Mit Virtual Reality in die Produktion
Eine Praxis, auf die man bei Siemens besonders stolz ist, denn im Gegensatz zu manchem US-amerikanischen Wettbewerber existierten die eigenen Lösungen für das Digital Enterprise nicht nur als Powerpoint-Folien, sondern befänden sich im realen produktiven Einsatz. In Erlangen produziert Siemens Geräte der Simatic-Reihe und setzt zur Effizienzsteigerung vom Produktdesign bis zur Produktfertigung auf die Digitalisierung. So werden etwa per Virtual Reality neue Geräte in der Simulation auf Hitzenester elektronischer Leistungsbauteile untersucht oder die automatische Produktionsfähigkeit per VR geprüft: Kann ein Roboter mit seinen Werkzeugen wirklich das entsprechende Bauteil montieren oder muss es anders angeordnet werden?
Industrie-Software durch Akquisitionen
Dabei erstreckt sich die Digitalisierung über die gesamte Wertschöpfungskette und umfasst Prozess- und Anlagendesign ebenso wie die eigentliche Produktion und Wartung der Fertigungsanlagen. Selbstredend nutzt der Konzern hierzu seine eigene Software und Techniken wie den Digital Twin oder Machine Learning. Schließlich hat der Konzern in den letzten Jahren laut Jan Mrosik, CEO der Division Digital Factory, auch kräftig durch Beteiligungen und Akquisitionen (wie etwa Mendix im Jahr 2018, Mentor Graphics 2017, Bentley 2016 etc.) in Software investiert. Offiziell wurden hierzu seit 2007 mehr als zehn Milliarden Euro investiert. Mittlerweile bezeichnet sich der Konzern daher selbst als die weltweite Nummer Eins in Sachen industrieller Software.
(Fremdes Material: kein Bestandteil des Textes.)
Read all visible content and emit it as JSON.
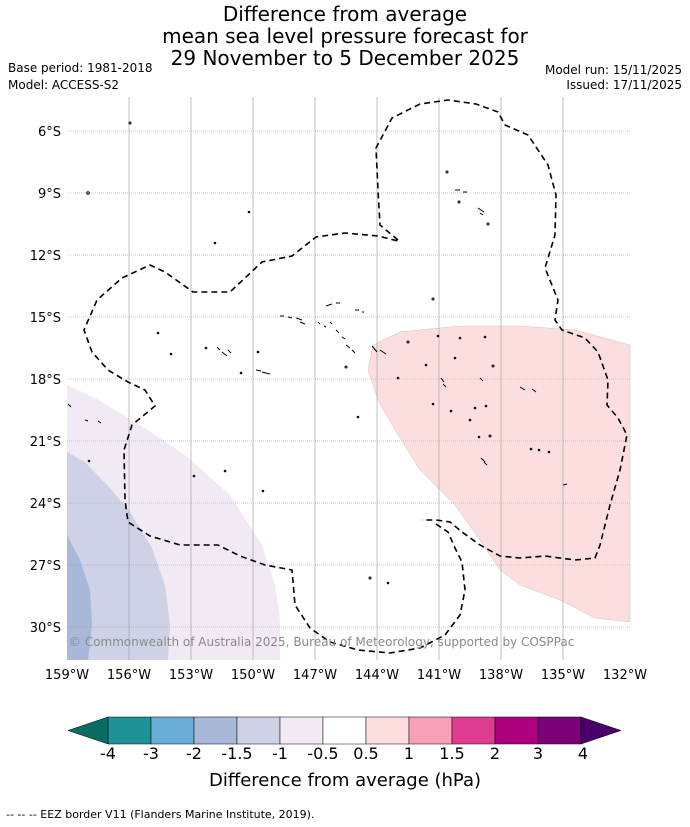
{
  "title_lines": [
    "Difference from average",
    "mean sea level pressure forecast for",
    "29 November to 5 December 2025"
  ],
  "base_period": "Base period: 1981-2018",
  "model": "Model: ACCESS-S2",
  "model_run": "Model run: 15/11/2025",
  "issued": "Issued: 17/11/2025",
  "lat_labels": [
    "6°S",
    "9°S",
    "12°S",
    "15°S",
    "18°S",
    "21°S",
    "24°S",
    "27°S",
    "30°S"
  ],
  "lon_labels": [
    "159°W",
    "156°W",
    "153°W",
    "150°W",
    "147°W",
    "144°W",
    "141°W",
    "138°W",
    "135°W",
    "132°W"
  ],
  "copyright": "© Commonwealth of Australia 2025, Bureau of Meteorology, supported by COSPPac",
  "colorbar": {
    "ticks": [
      "-4",
      "-3",
      "-2",
      "-1.5",
      "-1",
      "-0.5",
      "0.5",
      "1",
      "1.5",
      "2",
      "3",
      "4"
    ],
    "colors": [
      "#1e9296",
      "#6aadd5",
      "#a7b8d9",
      "#cfd2e6",
      "#f1e9f3",
      "#ffffff",
      "#fddede",
      "#f7a1b7",
      "#df3d92",
      "#ae017e",
      "#7a0177"
    ],
    "under_color": "#0a6b62",
    "over_color": "#49006a",
    "title": "Difference from average (hPa)"
  },
  "footnote": "--  --  -- EEZ border V11 (Flanders Marine Institute, 2019)."
}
Messemotto Thinking Industry further
Der Einsatz von digitalen Zukunftstechnologien in der Fabrik- und Prozessautomatisierung bildet dieses Jahr den Themenschwerpunkt des Messeauftritts von Siemens auf der Hannover Messe Industrie (HMI). Lautete das Messemotto des Konzerns 2018 noch "Digital Enterprise - Implement now" heißt es nun "Digital Enterprise - Thinking Industry further". Mit dem Messemotto unterstreicht Siemens die Konzernüberzeugung, dass die Digitalisierung der Schlüssel zur Weiterentwicklung der Produktivität sei und es nicht mit einem einfachen IoT-Projekt etc. getan ist, sondern eine Änderung der gesamten Prozesskette vom Produktentwurf bis hin zum fertigen Produkt im realen Einsatz notwendig ist. Gleichzeitig will sich der Konzern als "Partner der Industrie für den digitalen Wandel" positionieren.
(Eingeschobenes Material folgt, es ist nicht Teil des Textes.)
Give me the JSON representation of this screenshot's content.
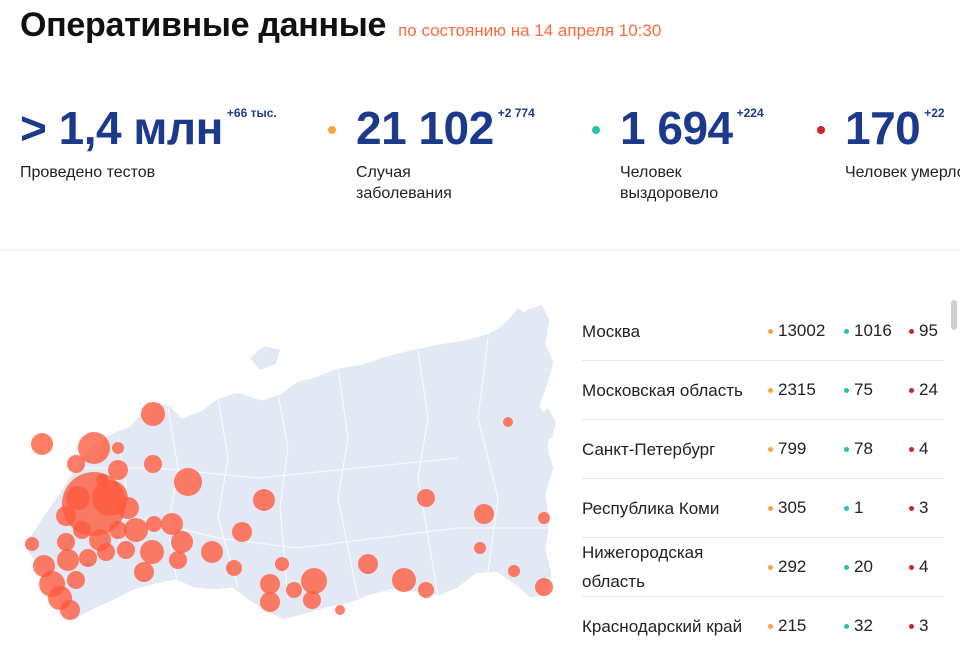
{
  "header": {
    "title": "Оперативные данные",
    "as_of": "по состоянию на 14 апреля 10:30"
  },
  "stats": [
    {
      "value": "> 1,4 млн",
      "delta": "+66 тыс.",
      "label": "Проведено тестов",
      "dot_color": ""
    },
    {
      "value": "21 102",
      "delta": "+2 774",
      "label": "Случая заболевания",
      "dot_color": "#f7a440"
    },
    {
      "value": "1 694",
      "delta": "+224",
      "label": "Человек выздоровело",
      "dot_color": "#27c3a8"
    },
    {
      "value": "170",
      "delta": "+22",
      "label": "Человек умерло",
      "dot_color": "#d0232a"
    }
  ],
  "colors": {
    "accent": "#ff6a3d",
    "value_blue": "#1c3a8c",
    "map_fill": "#e3e8f5",
    "bubble": "#ff5a3c",
    "cases": "#f7a440",
    "recovered": "#27c3a8",
    "deaths": "#d0232a"
  },
  "regions": [
    {
      "name": "Москва",
      "cases": "13002",
      "recovered": "1016",
      "deaths": "95"
    },
    {
      "name": "Московская область",
      "cases": "2315",
      "recovered": "75",
      "deaths": "24"
    },
    {
      "name": "Санкт-Петербург",
      "cases": "799",
      "recovered": "78",
      "deaths": "4"
    },
    {
      "name": "Республика Коми",
      "cases": "305",
      "recovered": "1",
      "deaths": "3"
    },
    {
      "name": "Нижегородская область",
      "cases": "292",
      "recovered": "20",
      "deaths": "4"
    },
    {
      "name": "Краснодарский край",
      "cases": "215",
      "recovered": "32",
      "deaths": "3"
    }
  ]
}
Hierfür zeigt der Konzern auf seinem Messe-Hauptstand in Halle 9 auf rund 4.000 Quadratmetern zahlreiche Erweiterungen seines Digital-Enterprise-Angebots für die digitale Transformation der Fertigungs- und Prozessindustrie. Großen Wert legt Siemens dabei auf branchenspezifische Lösungen. Insgesamt hat das Unternehmen 21 Branchen in der Prozess- und Fertigungsindustrie identifiziert, in denen man mit den eigenen Lösungen den digitalen Wandel vorantreiben will.
Und künftig nicht nur mit Software und Automatisierungstechnik, sondern auch mit Consultant-Leistungen. Dabei betont Mrosik, "ist unsere Beratungsleistung rein Shopfloor-, beziehungsweise fertigungsbezogen". Zum Selbstverständnis von Siemens zählt dabei auch, den Kunden sowohl für Greenfield- als auch Brownfield-Anlagen bei der richtigen Vorgehensweise für die digitale Transformation zu beraten.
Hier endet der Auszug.